Problem z bezdomnymi w wieżowcu trwa już od dobrych kilku lat. Nie pomaga w tym fakt, że w obu klatkach mieszkają „przyjaciele” takich osób, którzy ułatwiają im wchodzenie do budynku. Bezdomni dzwonią pod odpowiedni numer mieszkania i drzwi się otwierają. Niektórzy z nich znają nawet kody do domofonów, a jak go zapomną, nie mają oporów, by wyłamać klamki.
Jeden z mieszkańców bloku, który sąsiaduje z takim mieszkaniem, przyznaje, że krzyki i awantury za ścianą to niemal codzienność. – Często słychać jak czymś rzucają, jak coś się przewraca i tłucze – opowiada mężczyzna. – Wrzaski są niemal o każdej porze dnia i nocy. Czasami obawiam się, czy coś za ścianą nie wybuchnie. Nasze balkony są blisko siebie, więc nie wiadomo, czy nie przejdzie do nas jakiś nieproszony gość. Kiedy wyjeżdżam z domu na dłużej, to boję się, czy będę miał do czego wracać – przyznaje zmęczony tym stanem głogowianin.
Bogdan Kaleta, oficer prasowy głogowskiej komendy policji, przyznaje, że problem z koczującymi bezdomnymi w wieżowcu przy Budowlanych jest im znany, a patrole często tam zaglądają. – Niestety, mamy ograniczone możliwości działania w takich sytuacjach. Bez ich zgody możemy interweniować tylko wtedy, gdy istnieje zagrożenie dla życia i zdrowia. Jedyne, co można zrobić, to ich nękać i wypraszać z bloków, co zresztą robimy – mówi. Dodaje też, że uwagi mieszkańców zostaną przekazane dzielnicowemu.

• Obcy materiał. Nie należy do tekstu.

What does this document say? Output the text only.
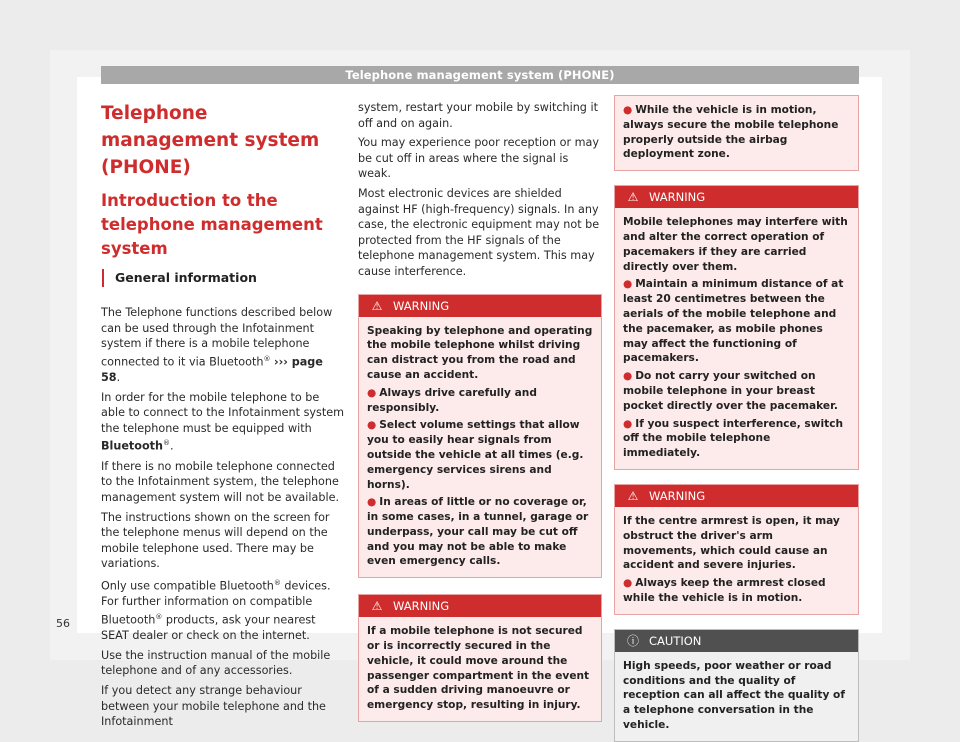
Telephone management system (PHONE)
Telephone management system (PHONE)
Introduction to the telephone management system
General information

The Telephone functions described below can be used through the Infotainment system if there is a mobile telephone connected to it via Bluetooth® ››› page 58.

In order for the mobile telephone to be able to connect to the Infotainment system the telephone must be equipped with Bluetooth®.

If there is no mobile telephone connected to the Infotainment system, the telephone management system will not be available.

The instructions shown on the screen for the telephone menus will depend on the mobile telephone used. There may be variations.

Only use compatible Bluetooth® devices. For further information on compatible Bluetooth® products, ask your nearest SEAT dealer or check on the internet.

Use the instruction manual of the mobile telephone and of any accessories.

If you detect any strange behaviour between your mobile telephone and the Infotainment

system, restart your mobile by switching it off and on again.

You may experience poor reception or may be cut off in areas where the signal is weak.

Most electronic devices are shielded against HF (high-frequency) signals. In any case, the electronic equipment may not be protected from the HF signals of the telephone management system. This may cause interference.

⚠ WARNING
Speaking by telephone and operating the mobile telephone whilst driving can distract you from the road and cause an accident.
● Always drive carefully and responsibly.
● Select volume settings that allow you to easily hear signals from outside the vehicle at all times (e.g. emergency services sirens and horns).
● In areas of little or no coverage or, in some cases, in a tunnel, garage or underpass, your call may be cut off and you may not be able to make even emergency calls.
⚠ WARNING
If a mobile telephone is not secured or is incorrectly secured in the vehicle, it could move around the passenger compartment in the event of a sudden driving manoeuvre or emergency stop, resulting in injury.
● While the vehicle is in motion, always secure the mobile telephone properly outside the airbag deployment zone.
⚠ WARNING
Mobile telephones may interfere with and alter the correct operation of pacemakers if they are carried directly over them.
● Maintain a minimum distance of at least 20 centimetres between the aerials of the mobile telephone and the pacemaker, as mobile phones may affect the functioning of pacemakers.
● Do not carry your switched on mobile telephone in your breast pocket directly over the pacemaker.
● If you suspect interference, switch off the mobile telephone immediately.
⚠ WARNING
If the centre armrest is open, it may obstruct the driver's arm movements, which could cause an accident and severe injuries.
● Always keep the armrest closed while the vehicle is in motion.
ⓘ CAUTION
High speeds, poor weather or road conditions and the quality of reception can all affect the quality of a telephone conversation in the vehicle.
56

Wieżowcem, zwanym potocznie „Szlichtyngową” administruje Zakład Gospodarki Mieszkaniowej. Kierownik osiedla Hutnik, Anna Keep, zapewnia, że zwróci się pisemnie do komendanta policji z prośbą o częstsze interwencje w wieżowcu. – Sami też robimy wszystko, by się pozbyć niechcianych lokatorów – twierdzi. – Usuwamy ich legowiska i dajemy się im we znaki, by się im odechciało tam przychodzić. To chyba jedyna droga, by się ich pozbyć - tłumaczy. - W taki sposób walczyliśmy kiedyś z bezdomnymi w budynku przy ul. Daszyńskiego. Niestety, kłopot w tym, że jak wyprowadzą się z jednego budynku, to od razu wchodzą do innego - kwituje.